Pedro va contando las veces que la palmera de neón va cambiando de color, mientras respira trabajosamente, los pies más pesados que su deseo de llegar. Ante la puerta del pub se echa un vistazo rápido en el cristal para comprobar que va como un pincel: mocasines marineros, pantalones blancos, la tripa rebosando por encima del cinturón, la falsa camisa de Lacoste comprada a los negros del paseo de la playa con los tres botones de arriba abiertos para dejar asomar una pelambrera blanquicana, la sonrisa ocupando toda su cara. Saluda a un par de conocidos que ahogan los bronquios en tabaco a la entrada del bar y tras hacer un comentario intrascendente, empuja la puerta, golpeándole en la cara la barahúnda que brota del interior, mezcla de música enlatada con las voces de docenas y docenas de hombres que gritan para hacerse oír entre los compases de un pasodoble. Empuja cuerpos al pasar con ánimo de ganar la barra tras la que se afanan dos camareros que se mueven sin parar, tropezando entre si en una danza sin sentido para no derramar las copas o acercar las cervezas a los clientes que las esperan con impaciencia.
Pedro pide su cerveza sin alcohol como cada noche y tras pagar los cinco euros, piensa como cada noche que estos tíos son unos ladrones. Cinco euros por algo que en Mercadona él compra por 40 céntimos, piensa, es lo más parecido a un atraco no le extraña que el cabrón del dueño se pasee con el deportivo lleno de chulos a lo largo del paseo Marítimo.
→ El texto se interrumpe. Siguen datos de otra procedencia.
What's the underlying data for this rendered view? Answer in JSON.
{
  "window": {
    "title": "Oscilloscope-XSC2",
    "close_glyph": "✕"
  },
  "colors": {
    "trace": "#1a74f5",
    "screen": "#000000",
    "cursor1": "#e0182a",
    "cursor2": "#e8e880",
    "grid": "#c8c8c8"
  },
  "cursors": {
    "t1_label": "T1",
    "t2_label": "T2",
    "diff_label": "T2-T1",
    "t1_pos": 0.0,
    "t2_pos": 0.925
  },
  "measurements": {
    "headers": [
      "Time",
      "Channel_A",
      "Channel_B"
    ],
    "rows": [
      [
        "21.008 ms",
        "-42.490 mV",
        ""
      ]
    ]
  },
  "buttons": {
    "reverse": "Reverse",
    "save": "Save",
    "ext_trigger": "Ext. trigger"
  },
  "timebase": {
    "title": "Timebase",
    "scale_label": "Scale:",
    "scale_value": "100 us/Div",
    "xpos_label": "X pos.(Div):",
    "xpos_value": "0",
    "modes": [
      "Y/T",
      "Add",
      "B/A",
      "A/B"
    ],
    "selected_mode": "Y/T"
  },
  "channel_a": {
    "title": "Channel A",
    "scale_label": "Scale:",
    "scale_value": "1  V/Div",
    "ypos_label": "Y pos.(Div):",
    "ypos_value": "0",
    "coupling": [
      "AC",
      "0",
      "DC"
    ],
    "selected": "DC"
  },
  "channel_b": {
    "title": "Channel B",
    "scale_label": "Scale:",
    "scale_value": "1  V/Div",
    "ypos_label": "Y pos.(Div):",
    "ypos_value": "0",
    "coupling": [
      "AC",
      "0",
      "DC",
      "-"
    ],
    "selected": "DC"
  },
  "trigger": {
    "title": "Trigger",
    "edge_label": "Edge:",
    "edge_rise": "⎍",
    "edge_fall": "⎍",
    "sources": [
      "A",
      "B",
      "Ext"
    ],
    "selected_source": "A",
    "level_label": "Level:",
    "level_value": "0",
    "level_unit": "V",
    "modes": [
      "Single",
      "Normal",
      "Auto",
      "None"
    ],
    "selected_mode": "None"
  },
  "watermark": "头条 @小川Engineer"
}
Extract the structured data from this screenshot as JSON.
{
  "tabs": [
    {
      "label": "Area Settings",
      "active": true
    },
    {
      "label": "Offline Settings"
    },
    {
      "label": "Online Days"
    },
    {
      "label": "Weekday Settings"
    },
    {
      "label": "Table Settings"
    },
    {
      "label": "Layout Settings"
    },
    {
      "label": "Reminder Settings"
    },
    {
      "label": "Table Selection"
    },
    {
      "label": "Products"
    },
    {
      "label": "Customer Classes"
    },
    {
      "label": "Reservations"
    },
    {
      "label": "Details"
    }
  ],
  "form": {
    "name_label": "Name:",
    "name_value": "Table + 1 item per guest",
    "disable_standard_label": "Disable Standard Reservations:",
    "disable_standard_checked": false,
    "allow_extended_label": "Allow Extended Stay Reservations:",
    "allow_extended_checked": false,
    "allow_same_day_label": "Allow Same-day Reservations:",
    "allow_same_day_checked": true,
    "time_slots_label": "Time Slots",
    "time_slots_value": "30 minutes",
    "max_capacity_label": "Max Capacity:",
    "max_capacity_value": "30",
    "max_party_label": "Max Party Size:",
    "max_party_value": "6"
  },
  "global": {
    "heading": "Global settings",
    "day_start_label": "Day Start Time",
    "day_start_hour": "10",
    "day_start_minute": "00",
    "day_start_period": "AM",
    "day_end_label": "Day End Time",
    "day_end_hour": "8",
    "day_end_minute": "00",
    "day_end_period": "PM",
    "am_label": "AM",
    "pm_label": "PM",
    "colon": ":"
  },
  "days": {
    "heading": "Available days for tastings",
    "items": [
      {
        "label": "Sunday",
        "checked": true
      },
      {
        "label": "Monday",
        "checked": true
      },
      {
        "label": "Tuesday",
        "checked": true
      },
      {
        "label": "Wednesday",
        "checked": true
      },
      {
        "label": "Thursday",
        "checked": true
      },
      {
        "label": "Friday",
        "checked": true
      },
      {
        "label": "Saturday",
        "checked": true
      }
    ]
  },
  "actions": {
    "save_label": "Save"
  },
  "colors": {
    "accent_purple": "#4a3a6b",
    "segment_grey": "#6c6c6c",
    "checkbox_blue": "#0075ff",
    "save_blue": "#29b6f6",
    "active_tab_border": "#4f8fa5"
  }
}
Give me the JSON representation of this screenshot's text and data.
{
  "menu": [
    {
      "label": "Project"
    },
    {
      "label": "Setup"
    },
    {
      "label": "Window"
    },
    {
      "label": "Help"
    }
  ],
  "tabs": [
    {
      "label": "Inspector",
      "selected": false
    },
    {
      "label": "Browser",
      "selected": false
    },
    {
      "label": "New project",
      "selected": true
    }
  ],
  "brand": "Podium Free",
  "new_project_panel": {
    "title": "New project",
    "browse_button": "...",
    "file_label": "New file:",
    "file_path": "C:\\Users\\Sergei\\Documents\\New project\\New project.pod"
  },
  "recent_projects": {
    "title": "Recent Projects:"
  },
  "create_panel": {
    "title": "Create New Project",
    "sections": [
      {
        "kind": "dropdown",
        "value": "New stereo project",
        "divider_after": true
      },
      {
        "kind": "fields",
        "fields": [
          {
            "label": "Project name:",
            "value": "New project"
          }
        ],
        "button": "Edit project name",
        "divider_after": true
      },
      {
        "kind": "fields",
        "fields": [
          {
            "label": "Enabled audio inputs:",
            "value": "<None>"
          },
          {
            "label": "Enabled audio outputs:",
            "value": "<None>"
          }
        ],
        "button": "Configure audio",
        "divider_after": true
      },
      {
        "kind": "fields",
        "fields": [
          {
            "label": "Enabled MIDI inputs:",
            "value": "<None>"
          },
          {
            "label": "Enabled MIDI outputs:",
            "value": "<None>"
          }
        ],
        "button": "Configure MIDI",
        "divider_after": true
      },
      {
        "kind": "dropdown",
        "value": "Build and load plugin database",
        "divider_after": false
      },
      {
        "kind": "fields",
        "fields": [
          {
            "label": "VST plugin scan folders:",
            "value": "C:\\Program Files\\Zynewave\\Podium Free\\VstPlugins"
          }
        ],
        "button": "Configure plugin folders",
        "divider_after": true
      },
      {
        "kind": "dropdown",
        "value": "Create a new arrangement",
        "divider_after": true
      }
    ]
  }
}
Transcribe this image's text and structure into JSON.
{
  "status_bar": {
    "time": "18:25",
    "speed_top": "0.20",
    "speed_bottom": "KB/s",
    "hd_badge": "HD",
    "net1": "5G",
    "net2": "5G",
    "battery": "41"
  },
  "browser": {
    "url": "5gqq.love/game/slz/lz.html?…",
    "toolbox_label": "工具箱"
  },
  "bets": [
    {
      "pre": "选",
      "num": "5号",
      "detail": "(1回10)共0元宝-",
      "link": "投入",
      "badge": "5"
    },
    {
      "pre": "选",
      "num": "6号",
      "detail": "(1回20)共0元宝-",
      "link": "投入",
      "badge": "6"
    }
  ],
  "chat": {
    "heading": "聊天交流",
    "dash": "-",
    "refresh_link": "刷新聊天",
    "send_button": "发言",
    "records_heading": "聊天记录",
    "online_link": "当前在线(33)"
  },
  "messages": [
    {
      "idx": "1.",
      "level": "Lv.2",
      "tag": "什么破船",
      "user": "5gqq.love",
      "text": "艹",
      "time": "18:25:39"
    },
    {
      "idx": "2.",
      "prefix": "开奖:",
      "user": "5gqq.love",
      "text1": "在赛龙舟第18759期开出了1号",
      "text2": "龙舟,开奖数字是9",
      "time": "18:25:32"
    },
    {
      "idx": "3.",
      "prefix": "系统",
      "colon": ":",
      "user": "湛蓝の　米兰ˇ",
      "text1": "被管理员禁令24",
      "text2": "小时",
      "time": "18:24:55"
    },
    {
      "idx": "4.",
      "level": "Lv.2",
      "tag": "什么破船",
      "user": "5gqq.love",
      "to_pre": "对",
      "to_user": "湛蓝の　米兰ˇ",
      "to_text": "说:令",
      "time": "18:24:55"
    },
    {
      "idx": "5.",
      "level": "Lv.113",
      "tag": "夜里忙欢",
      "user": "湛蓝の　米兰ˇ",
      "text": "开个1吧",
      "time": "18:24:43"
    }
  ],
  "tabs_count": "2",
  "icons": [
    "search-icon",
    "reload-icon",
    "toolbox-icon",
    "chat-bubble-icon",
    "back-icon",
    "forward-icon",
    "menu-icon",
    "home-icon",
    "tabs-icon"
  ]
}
Esquiva como puede los cuerpos que se agolpan entre la barra y la pista de baile, con el botellín en alto para no derramarlo, mientras busca a su amigo Juanito. Al verlo sentado en un ángulo de la pista, nota con una sonrisa le revienta en la cara, que se acentúa cuándo lo ve y le hace señal de que se acerque, señalando la silla vacía a su lado, sobre la que reposa el jersey para que nadie se siente en ella.
La pista todavía está vacía, la gente espera a que comience el baile y muchos curiosos remolonean alrededor de ella con la perdida esperanza de que esa noche puedan encontrar aquella persona que buscan o, cuando menos, un sucedáneo con el que rematar la noche.
Suena un pasodoble y, como si fuesen empujados por en un resorte, saltan varias parejas al medio de la pista. Pedro y Juanito, después de dejar, un pañuelo y la rebeca sobre las sillas para que nadie se siente en ellas, son de los primeros en ponerse a bailar. Hoy Pedro lleva el mando de la pareja, le toca " llevar " a él y siente como el cuerpo de Juanito se acopla a su ritmo y marcan con perfección los pases del pasodoble. Pedro es alto, grande, con una tripa orgullosa que choca contra el pecho de Juanito, mucho más menudo que él y con un cuerpo que parece un suspiro, pero los dos con la misma montonera de años a las espaldas.
Tras el pasodoble viene un bolero y otro pasodoble y una copla....y así durante una hora, bailando sin parar, felices uno en brazos del otro, mirando de reojo a las otras parejas con el convencimiento de que ellos son los mejores.
Se encienden las luces de la sala, el dueño del local, travestido de Juanita Reina da unas palmadas para que se acabe el baile y comience el espectáculo. Pedro mira el reloj y tuerce el morro. Ya es tarde, Juan le dice con pena a su compañero, es hora de que me vaya pues la parienta seguro que ya se impacienta.
Un beso fugaz en la mejilla, un roce cariñoso y Pedro sale del local. Fuera, la humedad de la noche lo está esperando. Levanta la vista al cielo y un tachonado de estrellas le alegra el corazón. La luna llena de un intenso color cobrizo parece sonreír con sorna. Bajar la cuesta es más fácil, pero más penoso porque sabe que allá abajo, cerca del mar, estará esperando su mujer con el traje de fiesta medio ajado, la cara cansada y un gesto agrio en la boca que ya es la marca de la casa. Pero le da igual, mañana Pedro volverá a subir la cuesta.